As Kona became known for sloping top tube designs, it seems odd that the Cascade precursors had short head tubes and flat top tubes. But Rocky Mountain had flat top tubes too until 1986, and from 1987 went through a similar transformation to sloping top tubes. Maybe Paul Brodie was the common factor. He built sloping top tube frames when he worked at Rocky Mountain, then went off to found Brodie Bikes and worked with Joe Murray for TBG on establishing Kona. It seems likely the sloping top tube design for the 1988 Kona range may have been a joint effort between them.
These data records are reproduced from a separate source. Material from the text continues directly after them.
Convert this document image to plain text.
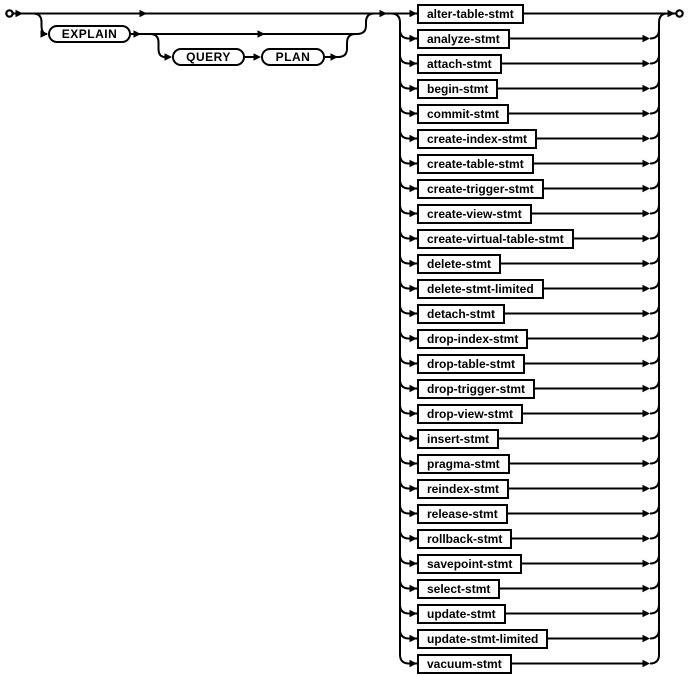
EXPLAIN
QUERY	PLAN
alter-table-stmt
analyze-stmt
attach-stmt
begin-stmt
commit-stmt
create-index-stmt
create-table-stmt
create-trigger-stmt
create-view-stmt
create-virtual-table-stmt
delete-stmt
delete-stmt-limited
detach-stmt
drop-index-stmt
drop-table-stmt
drop-trigger-stmt
drop-view-stmt
insert-stmt
pragma-stmt
reindex-stmt
release-stmt
rollback-stmt
savepoint-stmt
select-stmt
update-stmt
update-stmt-limited
vacuum-stmt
After Brodie’s involvement ended, Joe Murray continued developing the design. Longer seat tube extensions increased top tube slope and the 1990 Explosif used the new Tange Prestige Concept heat-treated cromoly, sporting oval top and down tubes tapering from thinner at the rear to fatter at the front – a more expensive tubeset, using shaping to give strength and stiffness in the plane in which it is most needed. Then shorter seat tubes and head tubes and a steeper head tube angle for 1993 were a first step towards assimilating to suspension forks, while the Explosif used the latest development of Tange Prestige, Tange Ultimate.
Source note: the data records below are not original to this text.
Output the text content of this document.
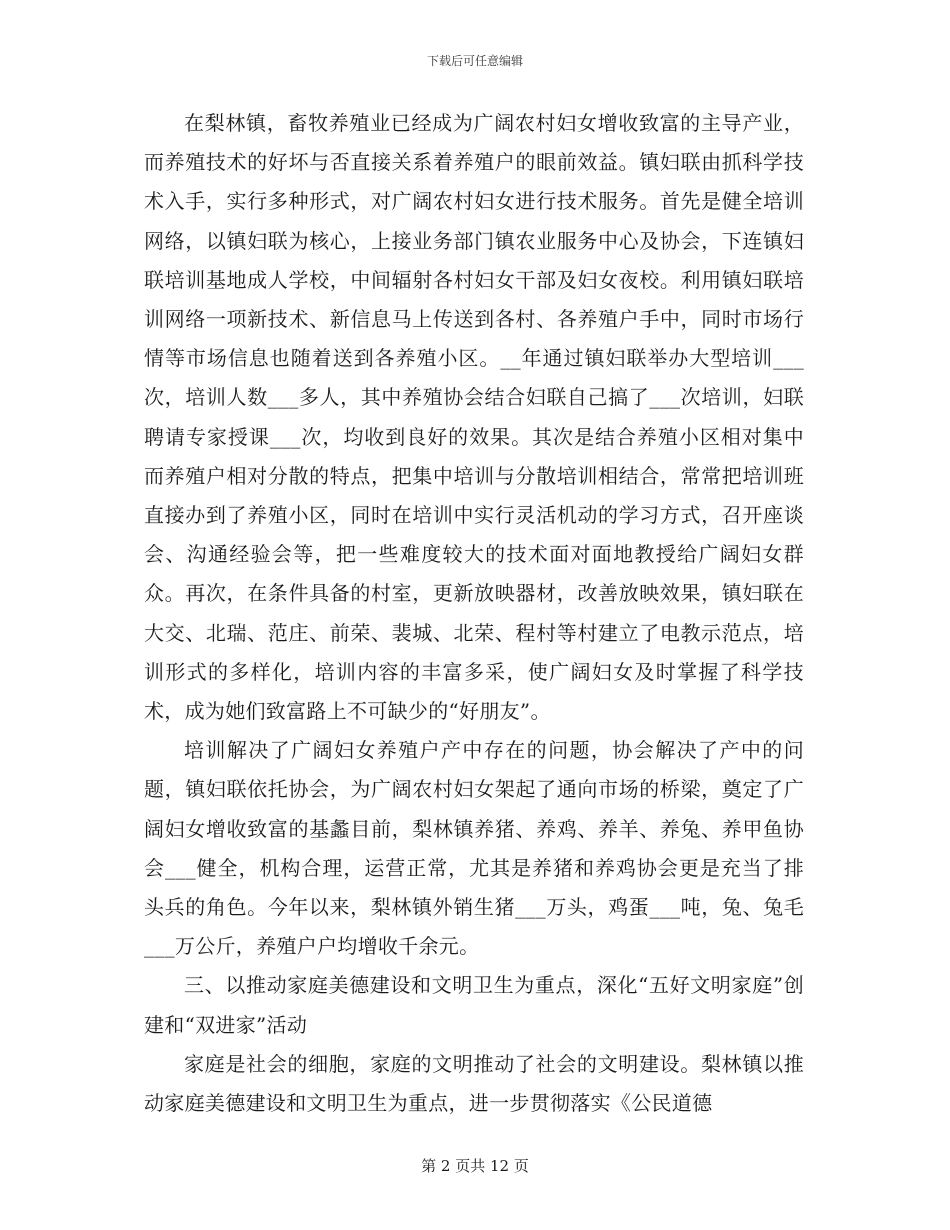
下载后可任意编辑

在梨林镇，畜牧养殖业已经成为广阔农村妇女增收致富的主导产业，而养殖技术的好坏与否直接关系着养殖户的眼前效益。镇妇联由抓科学技术入手，实行多种形式，对广阔农村妇女进行技术服务。首先是健全培训网络，以镇妇联为核心，上接业务部门镇农业服务中心及协会，下连镇妇联培训基地成人学校，中间辐射各村妇女干部及妇女夜校。利用镇妇联培训网络一项新技术、新信息马上传送到各村、各养殖户手中，同时市场行情等市场信息也随着送到各养殖小区。__年通过镇妇联举办大型培训___次，培训人数___多人，其中养殖协会结合妇联自己搞了___次培训，妇联聘请专家授课___次，均收到良好的效果。其次是结合养殖小区相对集中而养殖户相对分散的特点，把集中培训与分散培训相结合，常常把培训班直接办到了养殖小区，同时在培训中实行灵活机动的学习方式，召开座谈会、沟通经验会等，把一些难度较大的技术面对面地教授给广阔妇女群众。再次，在条件具备的村室，更新放映器材，改善放映效果，镇妇联在大交、北瑞、范庄、前荣、裴城、北荣、程村等村建立了电教示范点，培训形式的多样化，培训内容的丰富多采，使广阔妇女及时掌握了科学技术，成为她们致富路上不可缺少的“好朋友”。

培训解决了广阔妇女养殖户产中存在的问题，协会解决了产中的问题，镇妇联依托协会，为广阔农村妇女架起了通向市场的桥梁，奠定了广阔妇女增收致富的基蠡目前，梨林镇养猪、养鸡、养羊、养兔、养甲鱼协会___健全，机构合理，运营正常，尤其是养猪和养鸡协会更是充当了排头兵的角色。今年以来，梨林镇外销生猪___万头，鸡蛋___吨，兔、兔毛___万公斤，养殖户户均增收千余元。

三、以推动家庭美德建设和文明卫生为重点，深化“五好文明家庭”创建和“双进家”活动

家庭是社会的细胞，家庭的文明推动了社会的文明建设。梨林镇以推动家庭美德建设和文明卫生为重点，进一步贯彻落实《公民道德

第 2 页共 12 页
The 1994 frames were ‘suspension-adjusted’ – i.e., had a 71 degree head angle with a new 41cm P2 fork (1993 Konas had that angle with a 39cm P2). 41cm approximated the length of a part-compressed suspension fork with a rider on board. Revising the frames and forks in that way, Joe made sure that fitting suspension didn’t slacken off the head angle and spoil the sharp steering for which Konas were valued.
Having designed the 1994 range, with suspension-adjusted frames and the first Kona aluminium frames, Joe Murray left Kona in 1993. It is perhaps a mark of Kona’s continuing respect for Joe and the value that they placed on his part in their heritage that they didn’t change the basic hardtail frame geometry again for many years, not until well into the 21st century.
So the 1994 Explosif was the first suspension-adjusted Explosif, but also the last designed by Joe Murray and the last of the Tange Prestige Explosifs. The subsequent Columbus Max ones are great frames, but to some the original Prestige Explosifs are the real classics.